If the enrollment scam represents the gold standard for privilege and corruption, the story of 80-year-old con artist John Pierre Dupont represents just the opposite. Dupont was arrested by the feds for ripping off $250,000 from well-meaning dupes of the politically progressive bent. He used the proceeds to pay rent and to buy a $25,000 Mercedes. The story struck me as sad, not because he was ripping off Bernie Sanders and Beto O’Rourke supporters — whom he targeted — but because at 80 years old, one would have hoped he would have set enough aside so that he could retire from the life of crime. Naturally, I was trying to lather myself into a state of indignation over the growing gaps of income distribution and how poor Mr. Dupont — whose name turns out to be every bit as phony as it sounds — was forced to work until he dropped. I guess in Blythe, where he lives — if one can be said to “live” in a town where the mercury exceeds 92 degrees more days than not — there is no Walmart at which Mr. Dupont could be a greeter.

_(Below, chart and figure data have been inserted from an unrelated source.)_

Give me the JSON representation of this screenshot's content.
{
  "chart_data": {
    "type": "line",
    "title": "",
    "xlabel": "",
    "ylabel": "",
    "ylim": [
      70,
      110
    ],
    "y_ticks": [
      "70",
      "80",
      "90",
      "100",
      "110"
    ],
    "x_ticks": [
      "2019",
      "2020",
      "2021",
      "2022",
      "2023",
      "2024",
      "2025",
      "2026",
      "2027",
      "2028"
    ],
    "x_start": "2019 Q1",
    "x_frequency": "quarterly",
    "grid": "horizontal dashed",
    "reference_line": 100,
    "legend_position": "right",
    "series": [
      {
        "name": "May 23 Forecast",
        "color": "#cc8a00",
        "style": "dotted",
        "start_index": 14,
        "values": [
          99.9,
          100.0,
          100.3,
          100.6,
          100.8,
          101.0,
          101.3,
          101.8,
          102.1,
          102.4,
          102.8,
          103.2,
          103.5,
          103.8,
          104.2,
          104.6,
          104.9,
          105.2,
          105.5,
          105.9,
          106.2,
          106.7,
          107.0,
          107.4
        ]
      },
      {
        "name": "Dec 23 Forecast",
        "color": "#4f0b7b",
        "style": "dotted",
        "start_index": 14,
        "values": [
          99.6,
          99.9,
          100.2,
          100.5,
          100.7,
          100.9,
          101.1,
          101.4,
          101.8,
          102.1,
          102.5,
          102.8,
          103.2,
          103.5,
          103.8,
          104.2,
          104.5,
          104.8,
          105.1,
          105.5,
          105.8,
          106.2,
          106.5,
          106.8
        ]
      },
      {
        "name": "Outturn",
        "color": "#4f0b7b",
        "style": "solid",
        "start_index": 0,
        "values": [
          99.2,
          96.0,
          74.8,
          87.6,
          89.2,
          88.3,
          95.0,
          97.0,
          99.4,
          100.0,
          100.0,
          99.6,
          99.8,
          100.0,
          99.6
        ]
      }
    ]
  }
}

Mr. Dupont, it turns out, is really named John G. Rinaldo and was fortunate enough to graduate from USC, as did Mr. Caruso and Mr. Caruso’s father. In the 1980s, Rinaldo was a high-rolling finance type living in Orange County. When the housing bubble burst, his company hit the skids. Rinaldo — addicted to a lifestyle to which we all would like to become entitled — responded by embracing a life of crime. Glib and handsome, Rinaldo presented himself as a lawyer and a banker and could. When he needed to show off his success, he would crash the gated-community home of one of his many ex-wives and act as if it was his. He was sentenced time to federal lock up, often in Lompoc — about the only legitimate local hook I could contrive for this account.
Once — during the first Iraq War — he got $360,000 by selling a house that wasn’t his by presenting himself as an attorney for the Kuwaiti owner, who because of the conflict had somehow had his papers scrambled. To look good for that job, Rinaldo had stolen a Mercedes. When locked up in the Twin Towers jail for that crime, Rinaldo represented himself as a banker-lawyer to other prisoners. One of those was a businessman accused of hiring a hitman to kill his brother and business partner, his wife, and his child. Whether he did it or not is not clear. What is clear is that Rinaldo’s testimony helped convict him. And because there were alleged mob ties involved, Rinaldo successfully petitioned to be moved out of Lompoc — where he could be killed as a snitch — to taken somewhere else. En route, he managed to escape, though not for very long. He was apprehended in the prison van he somehow managed to steal.
I have no idea what Carol Folt or Rick Caruso plan to do to turn the ship of USC around, but I would strongly suggest they hire John Pierre Dupont, aka John G. Rinaldo, when he gets out of prison. After all, he graduated from the place. And to steal another often purloined line, it takes a crook to catch a crook.